Aunque había recorrido muchos kilómetros, apenas era media tarde y la luz que se filtraba a través del tupido follaje circundante bañaba alegremente el anfiteatro.
La alfombra verde del césped, fresca y blanda, era toda una invitación.
Los mil y un ruidos de la jungla parecían tan remotos y apagados que eran como tenues ecos de sonidos confusos cuyo volumen subía y bajaba como el rumor del oleaje sobre una playa lejana.
Una sensación de soñolienta placidez se abatió sobre Jane cuando su cuerpo se hundió en la suavidad de la hierba, donde Tarzán la había depositado. La muchacha levantó la mirada hacia la gigantesca figura del hombre que se alzaba sobre ella y cuya presencia añadía una extraña impresión de perfecta seguridad.
A través de los párpados entrecerrados, la muchacha observó a Tarzán. El hombre-mono cruzó el pequeño claro circular hacia los árboles del otro extremo. Jane admiró la gracia majestuosa de sus andares, la elegante simetría de su figura magnífica y el equilibrio de su espléndida cabeza sobre los anchos hombros.
¡Qué criatura tan perfecta! Bajo aquel soberbio aspecto exterior no podía haber el más mínimo asomo de crueldad ni de vileza. Jane Porter pensó que, desde que Dios creó el primer hombre a su imagen y semejanza, no había pisado la faz de la tierra ningún otro como aquel que ella tenía delante.
Tarzán dio un salto y desapareció entre los árboles. La muchacha se preguntó a dónde iría. ¿Acaso iba a dejarla abandonada a su suerte en aquel rincón solitario de la selva?
Lanzó una inquieta mirada a su alrededor. Cada arbusto, cada matorral parecía el escondite desde el que acechaba alguna fiera enorme y espantosa, a la espera del momento oportuno para abalanzarse sobre ella y hundirle los colmillos en la tierna carne. Todos y cada uno de los ruidos se amplificaban y convertían en el furtivo rumor de un cuerpo maligno y sinuoso que se arrastraba hacia ella.
¡Qué distinto era todo ahora que él se había alejado!

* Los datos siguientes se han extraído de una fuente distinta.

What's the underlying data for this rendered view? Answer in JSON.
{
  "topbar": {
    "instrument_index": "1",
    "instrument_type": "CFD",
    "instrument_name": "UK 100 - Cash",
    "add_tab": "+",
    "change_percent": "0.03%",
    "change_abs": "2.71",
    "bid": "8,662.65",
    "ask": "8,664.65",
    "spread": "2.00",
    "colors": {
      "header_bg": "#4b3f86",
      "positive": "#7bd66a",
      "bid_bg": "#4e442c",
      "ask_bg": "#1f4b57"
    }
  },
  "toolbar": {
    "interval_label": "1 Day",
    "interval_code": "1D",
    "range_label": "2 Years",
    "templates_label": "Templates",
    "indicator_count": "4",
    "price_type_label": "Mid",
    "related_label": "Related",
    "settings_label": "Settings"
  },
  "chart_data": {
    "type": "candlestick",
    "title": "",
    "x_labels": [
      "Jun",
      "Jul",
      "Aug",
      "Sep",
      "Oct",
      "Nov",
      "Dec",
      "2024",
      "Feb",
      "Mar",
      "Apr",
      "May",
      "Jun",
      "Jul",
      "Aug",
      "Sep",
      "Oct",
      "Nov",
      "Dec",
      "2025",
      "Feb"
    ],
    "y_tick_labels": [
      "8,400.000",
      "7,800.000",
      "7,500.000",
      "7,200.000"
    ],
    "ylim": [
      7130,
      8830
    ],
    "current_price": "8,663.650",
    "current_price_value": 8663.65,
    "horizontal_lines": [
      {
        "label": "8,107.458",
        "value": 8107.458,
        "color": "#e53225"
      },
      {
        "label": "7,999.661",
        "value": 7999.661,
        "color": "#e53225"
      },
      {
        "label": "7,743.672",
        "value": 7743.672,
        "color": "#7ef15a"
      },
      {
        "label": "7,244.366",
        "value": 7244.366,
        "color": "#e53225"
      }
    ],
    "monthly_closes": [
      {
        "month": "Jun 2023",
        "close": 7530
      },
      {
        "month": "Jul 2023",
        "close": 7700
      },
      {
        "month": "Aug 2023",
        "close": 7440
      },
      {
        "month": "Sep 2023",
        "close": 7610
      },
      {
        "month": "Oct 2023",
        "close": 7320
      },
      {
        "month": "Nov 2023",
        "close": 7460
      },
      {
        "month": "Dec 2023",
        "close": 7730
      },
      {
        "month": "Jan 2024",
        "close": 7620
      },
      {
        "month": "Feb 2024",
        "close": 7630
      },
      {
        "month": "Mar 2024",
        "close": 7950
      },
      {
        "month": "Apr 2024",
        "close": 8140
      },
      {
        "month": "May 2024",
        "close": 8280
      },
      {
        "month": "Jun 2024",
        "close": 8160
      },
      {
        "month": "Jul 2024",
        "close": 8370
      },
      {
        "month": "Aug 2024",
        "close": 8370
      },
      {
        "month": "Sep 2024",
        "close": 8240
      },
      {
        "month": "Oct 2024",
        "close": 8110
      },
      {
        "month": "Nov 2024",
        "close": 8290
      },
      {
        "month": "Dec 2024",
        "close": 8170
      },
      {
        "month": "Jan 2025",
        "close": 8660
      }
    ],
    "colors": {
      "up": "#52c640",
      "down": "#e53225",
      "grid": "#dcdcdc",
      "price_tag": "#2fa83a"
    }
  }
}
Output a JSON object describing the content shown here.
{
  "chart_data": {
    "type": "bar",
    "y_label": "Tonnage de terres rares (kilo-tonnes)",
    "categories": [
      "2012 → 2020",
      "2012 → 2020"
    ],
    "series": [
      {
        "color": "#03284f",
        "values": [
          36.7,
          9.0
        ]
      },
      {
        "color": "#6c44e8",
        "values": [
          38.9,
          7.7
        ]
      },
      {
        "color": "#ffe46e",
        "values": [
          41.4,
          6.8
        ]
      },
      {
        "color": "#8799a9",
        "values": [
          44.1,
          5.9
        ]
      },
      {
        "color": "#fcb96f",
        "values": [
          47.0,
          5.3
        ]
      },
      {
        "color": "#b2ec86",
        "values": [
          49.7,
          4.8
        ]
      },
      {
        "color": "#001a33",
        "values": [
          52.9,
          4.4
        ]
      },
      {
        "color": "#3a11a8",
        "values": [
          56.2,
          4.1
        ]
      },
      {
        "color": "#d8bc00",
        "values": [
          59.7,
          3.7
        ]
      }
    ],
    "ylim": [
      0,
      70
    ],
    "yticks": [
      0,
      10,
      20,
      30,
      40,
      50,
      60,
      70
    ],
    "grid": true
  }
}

Durante unos minutos, que a la sobrecogida muchacha le parecieron horas, la joven permaneció sentada con los nervios de punta, temiendo el salto del bicho agazapado que de un momento a otro pondría fin a su angustioso miedo.
Estuvo a punto de rezar para que llegasen de una vez aquellos crueles dientes que la sumirían en la inconsciencia y la librarían del tormento del pánico.
Oyó un leve y súbito ruido a su espalda. Se puso en pie al tiempo que emitía un chillido y dio media vuelta para encarar su fin.